Мне кажется, что, участвуя в выборах, я имел право быть приглашенным также к обсуждению вопроса об их отмене. <…> Всякое мнение по своей природе имеет цену лишь тогда, когда оно независимо и свободно… Только я сам могу правильно изложить мотивы моего мнения и изменить его, а тем более объявить об этом изменении. Всякая человеческая власть кончается у порога человеческой совести и личного убеждения. Даже существующие у нас законы о печати признают это непререкаемое начало. Цензуре предоставлено право остановить оглашение того или другого взгляда, но закон воспрещает цензору всякие посторонние вставки и заявления от имени автора. Мне горько думать, что объявлению, сделанному от имени Академии, суждено, впервые кажется, ввести прецедент другого рода, перед сущностью которого совершенно бледнеет самый вопрос о присутствии того или другого лица в составе почетных академиков».

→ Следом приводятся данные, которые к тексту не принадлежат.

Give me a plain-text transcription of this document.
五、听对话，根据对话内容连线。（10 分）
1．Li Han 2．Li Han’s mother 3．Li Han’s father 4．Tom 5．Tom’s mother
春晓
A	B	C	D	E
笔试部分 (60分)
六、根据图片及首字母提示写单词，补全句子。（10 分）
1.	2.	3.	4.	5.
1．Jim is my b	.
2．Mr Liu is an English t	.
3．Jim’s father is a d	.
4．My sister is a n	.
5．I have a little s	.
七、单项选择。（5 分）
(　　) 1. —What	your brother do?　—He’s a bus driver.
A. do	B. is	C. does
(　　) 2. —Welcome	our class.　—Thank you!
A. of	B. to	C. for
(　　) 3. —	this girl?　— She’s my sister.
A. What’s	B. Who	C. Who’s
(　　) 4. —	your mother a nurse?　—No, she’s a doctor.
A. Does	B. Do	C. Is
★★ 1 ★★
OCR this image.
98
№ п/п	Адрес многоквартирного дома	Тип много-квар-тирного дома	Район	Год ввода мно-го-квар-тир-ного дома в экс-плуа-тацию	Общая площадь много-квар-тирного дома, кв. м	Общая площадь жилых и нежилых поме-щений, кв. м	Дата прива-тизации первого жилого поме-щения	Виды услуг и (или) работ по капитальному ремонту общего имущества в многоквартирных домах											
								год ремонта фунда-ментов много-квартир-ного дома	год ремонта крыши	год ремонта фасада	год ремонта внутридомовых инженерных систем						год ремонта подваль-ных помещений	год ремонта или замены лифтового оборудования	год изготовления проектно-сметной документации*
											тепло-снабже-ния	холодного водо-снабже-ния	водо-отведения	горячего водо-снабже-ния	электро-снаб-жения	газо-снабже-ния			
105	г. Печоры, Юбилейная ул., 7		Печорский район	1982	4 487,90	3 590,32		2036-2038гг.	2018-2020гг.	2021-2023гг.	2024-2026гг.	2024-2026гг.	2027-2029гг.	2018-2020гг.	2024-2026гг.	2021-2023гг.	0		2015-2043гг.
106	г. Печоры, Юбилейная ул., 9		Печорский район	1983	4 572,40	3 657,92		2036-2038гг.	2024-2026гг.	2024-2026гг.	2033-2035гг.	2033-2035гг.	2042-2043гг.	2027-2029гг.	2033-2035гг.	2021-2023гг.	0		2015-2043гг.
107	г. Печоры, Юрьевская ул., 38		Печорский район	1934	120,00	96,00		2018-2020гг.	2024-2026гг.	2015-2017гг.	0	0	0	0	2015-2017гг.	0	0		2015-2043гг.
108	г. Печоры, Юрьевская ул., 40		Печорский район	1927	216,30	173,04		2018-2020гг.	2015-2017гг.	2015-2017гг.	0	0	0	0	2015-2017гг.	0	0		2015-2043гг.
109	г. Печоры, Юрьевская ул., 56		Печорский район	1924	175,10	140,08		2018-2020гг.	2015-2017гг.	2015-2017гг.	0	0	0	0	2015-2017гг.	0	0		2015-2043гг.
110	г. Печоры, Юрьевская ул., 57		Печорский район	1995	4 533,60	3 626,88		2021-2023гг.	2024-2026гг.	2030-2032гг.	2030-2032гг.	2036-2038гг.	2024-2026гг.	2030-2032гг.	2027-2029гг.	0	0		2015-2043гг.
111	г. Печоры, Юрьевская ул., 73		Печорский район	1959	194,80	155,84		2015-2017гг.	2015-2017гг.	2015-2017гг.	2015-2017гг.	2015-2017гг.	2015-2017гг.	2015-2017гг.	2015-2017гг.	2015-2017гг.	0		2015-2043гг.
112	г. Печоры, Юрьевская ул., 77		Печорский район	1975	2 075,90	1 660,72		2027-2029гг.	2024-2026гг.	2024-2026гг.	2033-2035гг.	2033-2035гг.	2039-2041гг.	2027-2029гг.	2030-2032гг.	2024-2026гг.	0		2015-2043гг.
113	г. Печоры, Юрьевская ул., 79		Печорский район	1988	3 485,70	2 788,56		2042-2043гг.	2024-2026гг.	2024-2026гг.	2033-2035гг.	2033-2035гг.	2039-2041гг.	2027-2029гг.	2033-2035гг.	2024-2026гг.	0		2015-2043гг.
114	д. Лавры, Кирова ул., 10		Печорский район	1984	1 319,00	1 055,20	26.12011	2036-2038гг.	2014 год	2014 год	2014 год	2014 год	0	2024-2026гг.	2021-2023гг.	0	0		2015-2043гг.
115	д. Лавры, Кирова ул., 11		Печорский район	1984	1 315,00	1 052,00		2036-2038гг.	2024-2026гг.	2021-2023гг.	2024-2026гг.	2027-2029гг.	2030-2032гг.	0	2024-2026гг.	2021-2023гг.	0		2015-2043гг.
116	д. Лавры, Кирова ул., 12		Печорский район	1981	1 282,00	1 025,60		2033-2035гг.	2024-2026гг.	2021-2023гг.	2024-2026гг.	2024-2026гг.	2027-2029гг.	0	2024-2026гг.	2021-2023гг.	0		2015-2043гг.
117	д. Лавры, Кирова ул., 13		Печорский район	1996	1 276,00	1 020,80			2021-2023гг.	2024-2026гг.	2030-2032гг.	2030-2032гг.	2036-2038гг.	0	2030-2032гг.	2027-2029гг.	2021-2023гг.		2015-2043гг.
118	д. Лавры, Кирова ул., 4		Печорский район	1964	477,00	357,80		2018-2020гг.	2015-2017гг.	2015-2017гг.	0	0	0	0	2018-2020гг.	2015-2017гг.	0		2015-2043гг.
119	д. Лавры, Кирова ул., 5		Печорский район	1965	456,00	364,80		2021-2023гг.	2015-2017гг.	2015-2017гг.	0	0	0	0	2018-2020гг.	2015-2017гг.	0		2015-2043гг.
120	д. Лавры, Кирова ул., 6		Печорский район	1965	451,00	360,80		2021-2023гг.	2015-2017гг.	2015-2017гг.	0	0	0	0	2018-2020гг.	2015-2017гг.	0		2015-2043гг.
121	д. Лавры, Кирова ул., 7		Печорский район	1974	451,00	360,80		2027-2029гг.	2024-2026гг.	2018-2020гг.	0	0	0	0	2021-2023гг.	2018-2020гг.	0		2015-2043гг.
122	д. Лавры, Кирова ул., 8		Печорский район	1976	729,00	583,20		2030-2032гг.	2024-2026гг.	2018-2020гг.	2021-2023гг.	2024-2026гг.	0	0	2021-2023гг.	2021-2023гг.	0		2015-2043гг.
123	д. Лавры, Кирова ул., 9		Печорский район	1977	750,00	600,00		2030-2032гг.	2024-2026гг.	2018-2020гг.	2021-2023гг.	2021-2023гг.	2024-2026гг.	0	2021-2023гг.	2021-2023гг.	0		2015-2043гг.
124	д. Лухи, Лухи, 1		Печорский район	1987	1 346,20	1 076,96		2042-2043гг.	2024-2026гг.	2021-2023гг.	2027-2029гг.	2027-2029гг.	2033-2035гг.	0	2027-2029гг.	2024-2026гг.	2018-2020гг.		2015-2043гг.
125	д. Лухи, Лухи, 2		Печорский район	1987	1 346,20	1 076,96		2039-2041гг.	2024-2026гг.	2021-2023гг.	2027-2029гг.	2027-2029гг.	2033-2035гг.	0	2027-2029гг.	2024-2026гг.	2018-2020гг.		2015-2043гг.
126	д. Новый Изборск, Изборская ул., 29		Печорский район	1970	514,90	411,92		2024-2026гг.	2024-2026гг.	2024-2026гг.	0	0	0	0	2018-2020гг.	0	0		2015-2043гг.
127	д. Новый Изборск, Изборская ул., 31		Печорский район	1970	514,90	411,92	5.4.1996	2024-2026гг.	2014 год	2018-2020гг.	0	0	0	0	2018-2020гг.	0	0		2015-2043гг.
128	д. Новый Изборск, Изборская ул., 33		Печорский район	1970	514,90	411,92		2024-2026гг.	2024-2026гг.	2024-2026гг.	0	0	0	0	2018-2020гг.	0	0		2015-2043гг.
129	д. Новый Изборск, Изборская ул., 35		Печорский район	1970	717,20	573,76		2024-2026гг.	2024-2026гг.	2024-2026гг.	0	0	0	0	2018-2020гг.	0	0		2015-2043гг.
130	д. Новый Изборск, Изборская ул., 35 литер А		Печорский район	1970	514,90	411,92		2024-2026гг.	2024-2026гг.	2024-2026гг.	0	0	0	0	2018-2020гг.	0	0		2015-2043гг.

Академическое собрание в связи с аннулированием избрания Пешкова в почетные члены Академии наук созвано не было. Поэтому 25 июля В. Г. Короленко направил в Отделение русского языка и словесности и в Разряд изящной словесности Академии наук заявление, в котором говорилось:
«…К первоначальному моему заявлению (имеется в виду письмо на имя А. Н. Веселовского от 6 апреля 1902 года. – Е. Н.) мне придется прибавить немного. Вопрос, затронутый “объявлением”, не может считаться безразличным. Статья 1035 есть лишь слабо измененная форма административно-полицейского воздействия, имевшего большую роль в истории нашей литературы. В собрании, считающим в своем составе немало лучших историков литературы, я не могу перечислять всех относящихся сюда фактов. Укажу только на Н. И. Новикова, Грибоедова, Пушкина, Лермонтова, Тургенева, Аксаковых. Все они в свое время подвергались административному воздействию разных видов, а надзор над А. С. Пушкиным, мировой славой русской литературы, как это видно из последних биографических изысканий, – не только проводил его в могилу, но длился еще 30 лет после смерти поэта. Таким образом, начало, провозглашенное в объявлении от имени Академии, проведенное последовательно, должно было бы закрыть доступ в Академию первому поэту России. Это в прошлом. В настоящем же прямым его следствием является то, что звание почетного академика может быть также и отменяемо внесудебным порядком, по простому подозрению административного учреждения, постановляющего свои решения без всяких гарантий для заподозренного, без права защиты и апелляций, часто даже без всяких объявлений. <…>
Ввиду всего изложенного, то есть:
что сделанным от имени Академии объявлением затронут вопрос, очень существенный для русской литературы и жизни,
что ему придан характер коллективного акта,
что моя совесть как писателя не может примириться с молчаливым признанием принадлежности мне взгляда, противоположного моему действительному убеждению,
что, наконец, я не нахожу выхода из этого положения в пределах деятельности Академии, –
я вижу себя вынужденным сложить с себя нравственную ответственность за “объявление”, оглашенное от имени Академии, в единственно доступной мне форме, то есть вместе с званием почетного академика.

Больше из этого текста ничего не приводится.